I’m not convinced we are confusing anything.
Suppose this were purely about expertise. Once you send the Secretary General of Ecma (Sebestyen), the Chair of Ecma TC45 (Valet-Harper) and Microsoft’s head XML architect (Paoli) what incremental expertise “technical and procedural” is contributed by sending an additional 8 other Microsoft employees?
None.
You certainly get a lot of additional votes and influence though.
Out of curiosity, with Oasis as open as you described, what’s to stop Microsoft from sending a platoon of employees at $300 each to ‘assist’ in ODF development and stack every single committee?
Good question. $300 are for individual membership.
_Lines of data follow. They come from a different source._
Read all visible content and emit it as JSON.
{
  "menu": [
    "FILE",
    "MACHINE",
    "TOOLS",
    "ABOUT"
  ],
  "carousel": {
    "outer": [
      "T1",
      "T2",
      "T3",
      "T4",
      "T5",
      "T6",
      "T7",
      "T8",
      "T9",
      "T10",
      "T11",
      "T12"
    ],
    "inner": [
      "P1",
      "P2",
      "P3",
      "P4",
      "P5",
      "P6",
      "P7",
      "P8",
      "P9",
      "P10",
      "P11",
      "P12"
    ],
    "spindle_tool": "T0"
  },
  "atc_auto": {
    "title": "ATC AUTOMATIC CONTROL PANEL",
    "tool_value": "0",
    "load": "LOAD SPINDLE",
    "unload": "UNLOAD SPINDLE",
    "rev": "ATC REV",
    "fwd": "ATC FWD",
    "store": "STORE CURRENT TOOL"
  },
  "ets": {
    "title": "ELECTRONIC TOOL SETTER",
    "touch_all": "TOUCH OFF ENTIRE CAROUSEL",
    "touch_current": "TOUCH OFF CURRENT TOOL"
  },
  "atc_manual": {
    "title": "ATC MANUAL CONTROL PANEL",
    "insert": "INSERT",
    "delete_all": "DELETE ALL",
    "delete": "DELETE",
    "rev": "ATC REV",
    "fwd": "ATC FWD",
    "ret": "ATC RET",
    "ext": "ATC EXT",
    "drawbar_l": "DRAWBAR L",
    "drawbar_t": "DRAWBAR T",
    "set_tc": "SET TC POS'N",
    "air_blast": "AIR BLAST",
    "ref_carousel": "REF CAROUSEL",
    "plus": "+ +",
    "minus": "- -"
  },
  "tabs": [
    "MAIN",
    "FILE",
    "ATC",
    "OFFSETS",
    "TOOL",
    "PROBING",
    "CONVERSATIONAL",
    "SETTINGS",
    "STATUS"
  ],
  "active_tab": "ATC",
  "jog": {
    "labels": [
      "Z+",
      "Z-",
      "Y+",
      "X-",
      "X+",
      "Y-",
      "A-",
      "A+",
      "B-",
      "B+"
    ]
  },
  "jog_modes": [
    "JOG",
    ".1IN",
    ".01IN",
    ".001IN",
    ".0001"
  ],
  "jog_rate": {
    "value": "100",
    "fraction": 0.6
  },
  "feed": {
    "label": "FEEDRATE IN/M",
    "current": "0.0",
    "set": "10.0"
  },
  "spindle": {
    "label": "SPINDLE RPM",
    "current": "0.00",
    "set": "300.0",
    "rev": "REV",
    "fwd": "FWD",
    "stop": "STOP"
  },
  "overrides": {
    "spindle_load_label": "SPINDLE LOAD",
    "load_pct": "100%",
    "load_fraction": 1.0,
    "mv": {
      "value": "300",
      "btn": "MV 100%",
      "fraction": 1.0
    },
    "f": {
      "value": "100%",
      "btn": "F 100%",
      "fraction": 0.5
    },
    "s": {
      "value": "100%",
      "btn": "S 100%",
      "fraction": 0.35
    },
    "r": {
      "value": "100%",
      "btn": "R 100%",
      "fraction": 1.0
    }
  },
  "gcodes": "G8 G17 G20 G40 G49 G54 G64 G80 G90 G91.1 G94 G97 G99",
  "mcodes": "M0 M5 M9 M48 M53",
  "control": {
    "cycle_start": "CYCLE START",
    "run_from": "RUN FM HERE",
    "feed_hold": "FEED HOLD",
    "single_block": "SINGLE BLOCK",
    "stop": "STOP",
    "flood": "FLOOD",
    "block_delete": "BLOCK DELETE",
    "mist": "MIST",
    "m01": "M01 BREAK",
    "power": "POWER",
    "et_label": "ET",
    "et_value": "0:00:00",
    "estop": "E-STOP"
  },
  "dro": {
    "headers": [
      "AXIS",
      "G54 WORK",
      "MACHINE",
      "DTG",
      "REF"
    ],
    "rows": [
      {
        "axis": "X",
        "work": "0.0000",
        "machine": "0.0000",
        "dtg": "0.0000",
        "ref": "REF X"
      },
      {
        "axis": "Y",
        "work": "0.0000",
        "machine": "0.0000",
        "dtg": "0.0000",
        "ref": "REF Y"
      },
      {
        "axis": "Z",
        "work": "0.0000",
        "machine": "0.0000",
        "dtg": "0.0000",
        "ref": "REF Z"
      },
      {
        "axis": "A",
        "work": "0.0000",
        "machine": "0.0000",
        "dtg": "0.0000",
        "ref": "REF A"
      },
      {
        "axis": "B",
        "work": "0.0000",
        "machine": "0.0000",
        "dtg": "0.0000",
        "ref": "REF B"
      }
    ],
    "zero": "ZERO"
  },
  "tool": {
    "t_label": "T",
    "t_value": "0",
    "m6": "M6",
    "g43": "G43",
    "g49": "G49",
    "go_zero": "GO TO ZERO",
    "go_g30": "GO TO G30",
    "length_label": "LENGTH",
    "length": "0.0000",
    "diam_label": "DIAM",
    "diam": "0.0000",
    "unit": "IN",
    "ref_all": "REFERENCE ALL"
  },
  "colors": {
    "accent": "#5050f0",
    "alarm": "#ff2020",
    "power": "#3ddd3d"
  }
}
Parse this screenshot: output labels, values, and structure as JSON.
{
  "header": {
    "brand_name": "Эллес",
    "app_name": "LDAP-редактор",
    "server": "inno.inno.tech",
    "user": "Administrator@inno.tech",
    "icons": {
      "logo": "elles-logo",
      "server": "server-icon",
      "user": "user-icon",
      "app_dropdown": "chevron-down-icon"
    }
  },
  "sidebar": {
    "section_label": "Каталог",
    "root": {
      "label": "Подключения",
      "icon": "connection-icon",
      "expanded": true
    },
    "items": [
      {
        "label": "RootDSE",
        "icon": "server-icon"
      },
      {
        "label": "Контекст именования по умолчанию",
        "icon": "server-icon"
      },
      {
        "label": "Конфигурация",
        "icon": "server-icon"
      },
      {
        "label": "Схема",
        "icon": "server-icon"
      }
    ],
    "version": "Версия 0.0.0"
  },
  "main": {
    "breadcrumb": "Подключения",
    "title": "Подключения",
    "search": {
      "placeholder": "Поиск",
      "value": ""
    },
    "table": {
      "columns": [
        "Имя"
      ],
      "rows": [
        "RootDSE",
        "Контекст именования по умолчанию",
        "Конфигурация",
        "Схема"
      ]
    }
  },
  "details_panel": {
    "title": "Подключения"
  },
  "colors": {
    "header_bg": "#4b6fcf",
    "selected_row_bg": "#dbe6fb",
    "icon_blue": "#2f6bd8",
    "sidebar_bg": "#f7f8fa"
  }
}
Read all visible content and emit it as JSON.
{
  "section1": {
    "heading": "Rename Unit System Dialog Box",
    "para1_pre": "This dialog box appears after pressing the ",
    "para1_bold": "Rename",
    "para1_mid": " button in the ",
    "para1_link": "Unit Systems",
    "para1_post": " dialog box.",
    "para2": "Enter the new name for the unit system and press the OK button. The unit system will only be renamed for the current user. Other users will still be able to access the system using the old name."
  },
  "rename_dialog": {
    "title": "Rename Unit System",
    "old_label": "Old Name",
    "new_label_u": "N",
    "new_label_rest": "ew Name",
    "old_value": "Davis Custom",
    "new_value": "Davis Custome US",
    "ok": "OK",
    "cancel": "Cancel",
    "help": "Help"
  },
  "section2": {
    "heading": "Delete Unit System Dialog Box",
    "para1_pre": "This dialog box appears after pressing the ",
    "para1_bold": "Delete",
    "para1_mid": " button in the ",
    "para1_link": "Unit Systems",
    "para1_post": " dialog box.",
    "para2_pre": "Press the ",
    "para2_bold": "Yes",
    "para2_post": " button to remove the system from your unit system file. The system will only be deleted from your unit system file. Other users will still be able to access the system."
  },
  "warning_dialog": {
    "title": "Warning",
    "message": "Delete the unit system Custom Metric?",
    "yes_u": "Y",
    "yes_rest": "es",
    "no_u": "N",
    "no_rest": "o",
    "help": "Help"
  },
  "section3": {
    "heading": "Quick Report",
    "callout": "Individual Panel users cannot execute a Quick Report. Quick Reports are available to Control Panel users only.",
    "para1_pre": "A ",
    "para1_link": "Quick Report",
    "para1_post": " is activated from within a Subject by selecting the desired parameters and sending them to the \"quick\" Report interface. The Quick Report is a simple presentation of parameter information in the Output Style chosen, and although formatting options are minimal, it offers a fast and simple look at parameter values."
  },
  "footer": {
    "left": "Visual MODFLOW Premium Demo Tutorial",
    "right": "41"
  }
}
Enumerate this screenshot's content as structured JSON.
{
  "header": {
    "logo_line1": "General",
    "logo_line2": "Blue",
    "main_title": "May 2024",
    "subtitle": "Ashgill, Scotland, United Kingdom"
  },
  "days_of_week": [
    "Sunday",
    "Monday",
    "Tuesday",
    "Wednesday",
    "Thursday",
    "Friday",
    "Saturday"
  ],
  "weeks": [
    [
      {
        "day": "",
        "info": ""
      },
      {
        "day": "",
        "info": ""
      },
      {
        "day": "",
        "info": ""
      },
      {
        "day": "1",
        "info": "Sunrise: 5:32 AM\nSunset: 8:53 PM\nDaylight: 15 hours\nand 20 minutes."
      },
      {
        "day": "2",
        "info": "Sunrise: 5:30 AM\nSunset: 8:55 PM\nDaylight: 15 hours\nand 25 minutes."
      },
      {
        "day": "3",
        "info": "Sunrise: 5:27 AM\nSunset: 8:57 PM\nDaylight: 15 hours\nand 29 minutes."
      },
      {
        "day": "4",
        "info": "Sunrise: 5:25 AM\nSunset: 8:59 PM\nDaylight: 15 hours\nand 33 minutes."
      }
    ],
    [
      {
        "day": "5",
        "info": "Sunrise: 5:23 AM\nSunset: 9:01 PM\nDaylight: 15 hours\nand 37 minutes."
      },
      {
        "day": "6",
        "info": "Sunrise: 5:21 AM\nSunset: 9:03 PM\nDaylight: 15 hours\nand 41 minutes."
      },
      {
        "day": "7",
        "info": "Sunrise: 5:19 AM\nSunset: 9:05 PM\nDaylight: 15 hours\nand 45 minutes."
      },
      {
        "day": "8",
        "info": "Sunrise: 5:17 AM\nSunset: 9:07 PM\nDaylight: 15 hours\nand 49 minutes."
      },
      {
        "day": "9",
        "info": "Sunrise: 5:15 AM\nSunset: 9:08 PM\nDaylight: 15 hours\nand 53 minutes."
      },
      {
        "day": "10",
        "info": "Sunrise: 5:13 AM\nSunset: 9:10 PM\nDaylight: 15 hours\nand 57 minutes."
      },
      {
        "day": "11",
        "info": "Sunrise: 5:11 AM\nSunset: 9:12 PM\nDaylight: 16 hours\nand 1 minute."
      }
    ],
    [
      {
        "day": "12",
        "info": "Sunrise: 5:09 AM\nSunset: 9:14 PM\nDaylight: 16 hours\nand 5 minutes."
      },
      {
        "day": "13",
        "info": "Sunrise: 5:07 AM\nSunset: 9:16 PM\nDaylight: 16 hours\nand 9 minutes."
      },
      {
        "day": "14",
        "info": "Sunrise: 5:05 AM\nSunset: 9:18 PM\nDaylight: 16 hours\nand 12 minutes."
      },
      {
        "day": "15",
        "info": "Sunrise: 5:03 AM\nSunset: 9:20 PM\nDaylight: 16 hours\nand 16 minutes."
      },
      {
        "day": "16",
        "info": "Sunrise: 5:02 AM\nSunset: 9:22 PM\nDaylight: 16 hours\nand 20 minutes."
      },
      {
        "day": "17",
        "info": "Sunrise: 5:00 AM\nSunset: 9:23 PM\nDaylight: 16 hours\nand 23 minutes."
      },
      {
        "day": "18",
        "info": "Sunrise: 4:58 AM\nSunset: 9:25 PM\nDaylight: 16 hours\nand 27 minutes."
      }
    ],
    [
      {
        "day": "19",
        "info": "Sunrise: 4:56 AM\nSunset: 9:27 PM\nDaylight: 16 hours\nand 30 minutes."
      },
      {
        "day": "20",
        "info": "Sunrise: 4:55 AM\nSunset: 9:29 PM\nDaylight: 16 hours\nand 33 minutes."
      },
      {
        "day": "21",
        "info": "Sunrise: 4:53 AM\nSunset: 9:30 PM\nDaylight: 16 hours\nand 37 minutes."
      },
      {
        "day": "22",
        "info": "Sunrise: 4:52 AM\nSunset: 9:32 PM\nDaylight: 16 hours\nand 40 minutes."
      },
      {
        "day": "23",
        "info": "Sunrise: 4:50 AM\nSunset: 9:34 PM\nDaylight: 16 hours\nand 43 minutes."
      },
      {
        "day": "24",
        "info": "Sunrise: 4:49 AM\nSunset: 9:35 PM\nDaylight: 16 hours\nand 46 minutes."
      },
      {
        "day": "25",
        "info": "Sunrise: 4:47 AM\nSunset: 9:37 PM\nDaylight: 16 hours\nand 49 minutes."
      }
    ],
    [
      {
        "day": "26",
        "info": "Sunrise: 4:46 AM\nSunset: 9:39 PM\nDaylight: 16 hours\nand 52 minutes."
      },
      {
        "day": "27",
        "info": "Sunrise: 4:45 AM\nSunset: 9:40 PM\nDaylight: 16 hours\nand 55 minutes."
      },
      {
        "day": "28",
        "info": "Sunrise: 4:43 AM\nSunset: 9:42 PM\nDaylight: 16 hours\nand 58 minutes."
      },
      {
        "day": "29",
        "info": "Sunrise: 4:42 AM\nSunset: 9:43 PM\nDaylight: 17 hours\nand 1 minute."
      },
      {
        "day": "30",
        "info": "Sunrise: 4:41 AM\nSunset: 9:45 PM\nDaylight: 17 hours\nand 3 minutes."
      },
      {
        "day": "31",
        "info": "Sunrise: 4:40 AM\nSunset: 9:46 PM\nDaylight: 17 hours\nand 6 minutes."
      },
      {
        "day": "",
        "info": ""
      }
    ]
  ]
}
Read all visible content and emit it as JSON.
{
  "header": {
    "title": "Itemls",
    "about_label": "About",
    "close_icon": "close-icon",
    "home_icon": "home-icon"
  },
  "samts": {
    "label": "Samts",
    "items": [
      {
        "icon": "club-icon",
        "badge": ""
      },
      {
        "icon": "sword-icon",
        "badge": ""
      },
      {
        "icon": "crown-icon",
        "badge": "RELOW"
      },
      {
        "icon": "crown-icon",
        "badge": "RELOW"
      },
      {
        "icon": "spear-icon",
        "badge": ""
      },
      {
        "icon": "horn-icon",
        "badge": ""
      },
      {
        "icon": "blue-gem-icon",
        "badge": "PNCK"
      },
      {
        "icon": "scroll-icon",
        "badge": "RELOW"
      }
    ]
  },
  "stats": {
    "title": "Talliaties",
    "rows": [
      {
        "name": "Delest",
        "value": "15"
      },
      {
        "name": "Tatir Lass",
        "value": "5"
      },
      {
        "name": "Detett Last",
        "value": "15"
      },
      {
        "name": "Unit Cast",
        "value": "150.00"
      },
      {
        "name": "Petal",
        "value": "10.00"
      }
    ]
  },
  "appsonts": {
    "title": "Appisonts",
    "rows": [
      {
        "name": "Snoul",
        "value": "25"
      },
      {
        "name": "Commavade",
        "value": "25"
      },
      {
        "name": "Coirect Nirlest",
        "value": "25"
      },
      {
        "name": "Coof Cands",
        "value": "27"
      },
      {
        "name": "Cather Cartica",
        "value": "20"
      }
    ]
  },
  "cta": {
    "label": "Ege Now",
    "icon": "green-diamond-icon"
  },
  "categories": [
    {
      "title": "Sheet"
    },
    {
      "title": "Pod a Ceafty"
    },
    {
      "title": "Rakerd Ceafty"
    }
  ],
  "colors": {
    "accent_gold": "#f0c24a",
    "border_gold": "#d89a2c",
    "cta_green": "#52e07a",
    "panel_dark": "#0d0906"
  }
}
For corporate membership, the fee is on a sliding scale, based on the size of the company, and entitles the company to as many TC participants as they want.
The disincentive to stuffing a TC in OASIS is that everyone has an equal ability to do this. So if Microsoft showed up one day with 10 new TC members, then one might imagine that at the very next meeting, IBM would add 10, Sun would add 10 and Google would add 10, and so on.
So the disincentive is really that of mutually assured destruction.
When you put it that way, Rob, it makes me wonder. After all, do they *really* mind the “destruction” which is intended as the deterrent?
If things got so bad nobody could get any work done on ODF, it would certainly seem to suit their purposes…
Given Microsoft’s proven ability to work through third parties that’s not quite as reassuring as I’d like. At least the sudden stacking of NBs for OOXML was obvious because Microsoft had to deal with the approaching deadline… There’s more room for subtlety here.
Oh well. We can hope, I suppose.
Very silly.
AHG1 is a forum to discuss and negotiate the maintenance not a voting group. The particular maintenance regime from any fast-track procedure needs to have buy-in from the original sponsoring body, whether OASIS or Ecma.
Rather than these conspiracy theories, why not see the numbers as some kind of hopeful sign about the continuing commitment from the Ecma side and the continuing interest from the NB side?
Of course the ad-hoc can vote, Rick. It is an OWG, and OWG’s have all the rights of a normal WG, just limited by the scope of their terms of reference. This includes the ability to vote on meeting resolutions.
I do not share your Pollyannish view that this is a “hopeful sign” of “commitment”. Unless you’ve been hit on the head and have forgotten about the events of the past 18 months, such a view is revisionist, escapist and illustrates a naive understanding of the recent history and dynamics of the SC you claim expertise in.